The church has become known as a place of pilgrimage, where believers from all over Cuba make vows to the saints they venerate. At this church, restorers were able to rescue a deteriorated mural painting on the dome.
Thanks to the work of these restorers, the mural was able to see the light of day again. But it happens that a person with some degree of authority issued instructions to remove from this mural the only black angel that appeared in the composition, made up of 34 cherubs.
What gives anyone the right to make such a radical decision? What will the Cuban people, made up of different races, say when they hear of this measure? Is this church which discriminates on the basis of color the same church that preaches love for one’s neighbor?
The incident is quite sad on two accounts: it reminds us that racism is still very much alive in Cuba, and demonstrates the lack of ethics of some restorers, who willingly transform a work of art that does not belong to them.

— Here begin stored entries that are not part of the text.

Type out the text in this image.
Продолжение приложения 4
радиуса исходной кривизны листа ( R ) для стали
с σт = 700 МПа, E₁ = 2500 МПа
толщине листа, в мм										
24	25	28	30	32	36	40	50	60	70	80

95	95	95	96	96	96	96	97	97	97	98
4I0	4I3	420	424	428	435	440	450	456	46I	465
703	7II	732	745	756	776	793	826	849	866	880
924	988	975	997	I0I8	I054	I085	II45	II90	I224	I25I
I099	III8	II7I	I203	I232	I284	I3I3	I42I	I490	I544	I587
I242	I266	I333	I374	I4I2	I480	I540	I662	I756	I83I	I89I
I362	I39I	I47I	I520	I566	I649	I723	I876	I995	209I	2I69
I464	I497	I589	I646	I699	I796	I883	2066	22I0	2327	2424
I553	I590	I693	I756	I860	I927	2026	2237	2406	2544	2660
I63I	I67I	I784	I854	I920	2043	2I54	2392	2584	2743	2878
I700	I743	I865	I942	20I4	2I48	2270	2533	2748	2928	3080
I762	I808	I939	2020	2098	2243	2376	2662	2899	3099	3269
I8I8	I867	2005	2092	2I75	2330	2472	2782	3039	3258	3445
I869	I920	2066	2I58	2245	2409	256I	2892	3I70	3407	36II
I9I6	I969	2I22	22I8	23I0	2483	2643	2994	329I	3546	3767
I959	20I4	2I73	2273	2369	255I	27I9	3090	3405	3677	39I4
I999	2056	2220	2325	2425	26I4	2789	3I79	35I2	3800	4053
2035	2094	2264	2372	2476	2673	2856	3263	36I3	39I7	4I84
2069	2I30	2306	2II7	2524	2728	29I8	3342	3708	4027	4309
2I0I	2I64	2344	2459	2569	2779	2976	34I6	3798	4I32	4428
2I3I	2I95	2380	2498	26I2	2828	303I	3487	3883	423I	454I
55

One of the basic principles that govern restoration work is respect towards the physical characteristics of a piece. When any kind of intervention is required, it is done using the materials employed in the original. Under no circumstances can one deliberately change the appearance of the original.
I did different restoration jobs in Havana’s San Francisco de Asis cathedral for some time. A cupola in this church also has mural painting where a black angel appears next to a group of blond ones.
It is clear such paintings were the Church’s way of accepting that one should not exclude anyone because they are different – ultimately, all of us are different.
Discrimination, in all its forms, has caused much harm and brought no small amount of unnecessary suffering upon innocent people. Only ignorance and backwardness make such acts of exclusion possible at this stage in the development of human knowledge.
How much egotism and lack of sense many human beings continue to show, while proclaiming themselves superior to animals.
There is an old song that tells the story of a man who painted murals at churches. A black man, he would never paint an angel his color. The song seems to forget this painter would not have had the authority to paint his angels the color he wished, that he merely received instructions to use light colors.